Citation
Friedland, Noah and Allen, Paul, and Mathews, Gavin and Whitbrock, Michael, and Baxter, David and Curtis, Jon and Shepard, Blake and Miraglia, Pierluigi and Angele, Jurgen and Staab, Stephen, and Moench, Eddie and Opperman, Henrik and Wenke, Dirk and Israel, David and Chaudhri, Vinay and Porter, Bruce and Barker, Ken and Fan, James and Chaw, Shaw Yi and Yeh, Peter, Tecuci, Dan and Clark, Peter. Project Halo: Towards a Digital Aristotle. AI Magazine, 2004.
Introduction
Project Halo is a multistaged effort, sponsored by Vulcan Inc, aimed at creating Digital Aristotle, an application that will encompass much of the world’s scientific knowledge and be capable of applying sophisticated problem solving to answer novel questions. Vulcan envisions two primary roles for Digital Aristotle: as a tutor to instruct students in the sciences and as an interdisciplinary research assistant to help scientists in their work.

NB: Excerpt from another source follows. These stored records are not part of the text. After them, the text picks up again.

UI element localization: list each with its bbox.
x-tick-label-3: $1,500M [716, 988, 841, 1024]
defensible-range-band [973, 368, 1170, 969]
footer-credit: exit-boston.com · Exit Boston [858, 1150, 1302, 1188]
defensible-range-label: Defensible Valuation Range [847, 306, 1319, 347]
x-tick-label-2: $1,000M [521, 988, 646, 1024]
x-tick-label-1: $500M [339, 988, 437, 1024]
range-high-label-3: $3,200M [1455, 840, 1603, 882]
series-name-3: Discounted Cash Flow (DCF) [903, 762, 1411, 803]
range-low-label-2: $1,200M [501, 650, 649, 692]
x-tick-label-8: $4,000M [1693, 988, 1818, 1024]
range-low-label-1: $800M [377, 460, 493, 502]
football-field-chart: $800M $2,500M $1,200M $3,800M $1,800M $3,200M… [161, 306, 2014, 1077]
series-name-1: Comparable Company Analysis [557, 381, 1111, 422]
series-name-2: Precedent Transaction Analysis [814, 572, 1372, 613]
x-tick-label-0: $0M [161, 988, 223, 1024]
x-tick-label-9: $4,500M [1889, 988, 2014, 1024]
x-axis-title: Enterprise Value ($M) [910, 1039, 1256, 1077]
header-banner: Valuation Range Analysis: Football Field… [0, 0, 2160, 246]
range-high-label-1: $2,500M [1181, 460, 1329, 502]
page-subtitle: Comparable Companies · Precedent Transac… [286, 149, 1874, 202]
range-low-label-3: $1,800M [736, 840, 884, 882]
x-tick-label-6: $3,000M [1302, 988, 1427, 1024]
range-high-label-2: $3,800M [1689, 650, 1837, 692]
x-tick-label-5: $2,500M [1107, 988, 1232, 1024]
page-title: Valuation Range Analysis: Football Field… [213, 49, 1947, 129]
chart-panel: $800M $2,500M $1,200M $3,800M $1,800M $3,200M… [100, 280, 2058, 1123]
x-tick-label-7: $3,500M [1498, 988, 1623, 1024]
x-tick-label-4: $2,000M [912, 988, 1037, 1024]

As a first step towards this goal, we have just completed a six-month pilot phase designed to assess the state of the art in applied knowledge representation and reasoning (KR&R). Vulcan selected three teams, each of which was to formally represent 70 pages from the advanced placement (AP) chemistry syllabus and deliver knowledge-based systems capable of answering questions on that syllabus. The evaluation quantified each system’s coverage of the syllabus in terms of its ability to answer novel, previously unseen questions and to provide human-readable answer justifications. These justifications will play a critical role in building user trust in the question-answering capabilities of Digital Aristotle.
Prior to the final evaluation, a “failure taxonomy” was collaboratively developed in an attempt to standardize failure analysis and to facilitate cross-platform comparisons. Despite differences in approach, all three systems did very well on the challenge, achieving performance comparable to the human median. The analysis also provided key insights into how the approaches might be scaled, while at the same time suggesting how the cost of producing such systems might be reduced. This outcome leaves us highly optimistic that the technical challenges facing this effort in the years to come can be identified and overcome.
This article presents the motivation and longterm goals of Project Halo, describes in detail the six-month first phase of the project—the Halo Pilot—its KR&R challenge, empirical evaluation, results, and failure analysis. The pilot’s outcome is used to define challenges for the next phase of the project and beyond.